O segundo veículo da Polestar é o 2, uma berlina de quatro portas e três volumes exclusivamente eléctrica, que não é mais do que um concorrente directo do Tesla Model 3. A bateria de 78 kWh garante-lhe uma autonomia de até 500 km em WLTP, para depois os 408 cv, conseguidos à custa de dois motores, um por eixo, assegurarem o desejado dinamismo.

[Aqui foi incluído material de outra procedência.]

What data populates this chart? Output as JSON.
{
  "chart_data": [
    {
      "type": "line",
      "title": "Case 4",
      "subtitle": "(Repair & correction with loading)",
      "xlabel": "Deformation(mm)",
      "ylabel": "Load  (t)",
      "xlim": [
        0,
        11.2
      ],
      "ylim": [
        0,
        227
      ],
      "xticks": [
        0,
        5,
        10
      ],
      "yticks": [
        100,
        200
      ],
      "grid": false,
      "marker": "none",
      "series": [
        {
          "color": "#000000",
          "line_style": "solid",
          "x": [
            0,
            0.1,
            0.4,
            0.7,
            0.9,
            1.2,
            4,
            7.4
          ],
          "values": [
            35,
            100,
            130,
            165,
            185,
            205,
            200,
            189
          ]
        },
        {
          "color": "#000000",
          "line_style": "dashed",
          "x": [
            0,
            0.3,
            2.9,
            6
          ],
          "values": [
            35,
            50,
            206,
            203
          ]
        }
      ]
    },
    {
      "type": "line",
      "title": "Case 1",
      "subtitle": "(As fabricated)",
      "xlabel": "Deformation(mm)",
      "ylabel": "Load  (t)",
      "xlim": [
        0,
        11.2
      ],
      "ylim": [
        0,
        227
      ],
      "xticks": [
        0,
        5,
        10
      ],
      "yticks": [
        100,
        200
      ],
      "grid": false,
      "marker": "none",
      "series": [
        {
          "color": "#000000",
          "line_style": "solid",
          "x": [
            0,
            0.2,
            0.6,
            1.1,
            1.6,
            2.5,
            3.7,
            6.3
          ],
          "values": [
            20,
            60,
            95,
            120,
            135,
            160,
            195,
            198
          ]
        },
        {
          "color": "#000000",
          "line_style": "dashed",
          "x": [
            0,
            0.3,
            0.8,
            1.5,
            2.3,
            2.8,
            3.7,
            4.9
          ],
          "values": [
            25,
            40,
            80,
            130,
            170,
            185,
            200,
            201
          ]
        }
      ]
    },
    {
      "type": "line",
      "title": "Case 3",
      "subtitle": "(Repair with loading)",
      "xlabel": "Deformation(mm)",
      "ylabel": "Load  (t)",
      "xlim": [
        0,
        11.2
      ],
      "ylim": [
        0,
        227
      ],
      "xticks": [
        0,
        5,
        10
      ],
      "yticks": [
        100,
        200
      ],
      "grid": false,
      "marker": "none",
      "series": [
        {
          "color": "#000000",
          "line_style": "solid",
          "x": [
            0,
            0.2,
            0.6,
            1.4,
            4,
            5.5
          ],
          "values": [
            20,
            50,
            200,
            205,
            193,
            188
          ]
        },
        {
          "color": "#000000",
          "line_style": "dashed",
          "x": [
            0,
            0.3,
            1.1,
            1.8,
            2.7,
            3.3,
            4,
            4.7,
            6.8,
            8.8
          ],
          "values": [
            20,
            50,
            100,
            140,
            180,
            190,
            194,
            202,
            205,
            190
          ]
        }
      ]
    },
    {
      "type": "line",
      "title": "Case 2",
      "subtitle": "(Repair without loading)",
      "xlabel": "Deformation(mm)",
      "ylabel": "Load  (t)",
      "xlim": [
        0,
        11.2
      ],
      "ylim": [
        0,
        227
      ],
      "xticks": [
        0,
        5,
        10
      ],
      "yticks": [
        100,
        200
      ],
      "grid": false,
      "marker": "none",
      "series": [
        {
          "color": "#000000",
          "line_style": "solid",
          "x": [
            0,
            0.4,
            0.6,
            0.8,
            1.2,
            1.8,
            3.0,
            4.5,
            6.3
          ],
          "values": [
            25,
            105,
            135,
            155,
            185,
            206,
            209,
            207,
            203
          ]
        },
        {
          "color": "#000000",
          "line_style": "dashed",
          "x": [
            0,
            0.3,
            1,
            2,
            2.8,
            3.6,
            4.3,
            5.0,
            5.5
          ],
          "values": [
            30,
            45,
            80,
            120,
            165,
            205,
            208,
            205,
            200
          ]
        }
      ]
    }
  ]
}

Face a esta relativa proximidade entre a Polestar e a Tesla, é curioso o discurso na Noruega de Ian Collins, o director de Desenvolvimento da marca no Reino Unido. Segundo ele, a “Tesla tem vindo a desenvolver a sua própria tecnologia, especialmente no que respeita à eficiência, pelo que está muito à frente de todos os outros. Daí que esta seja uma área em que estamos a trabalhar imenso para conseguirmos recuperar o atraso”.

Ainda referindo-se à rival norte-americana, o executivo da Polestar admite que “respeita” a Tesla como concorrente. “Vamos tentar fazer-lhe frente noutras áreas, como o design e avanços tecnológicos, que não ligados directamente à parte dos motores, baterias e gestão de energia”, assume Collins.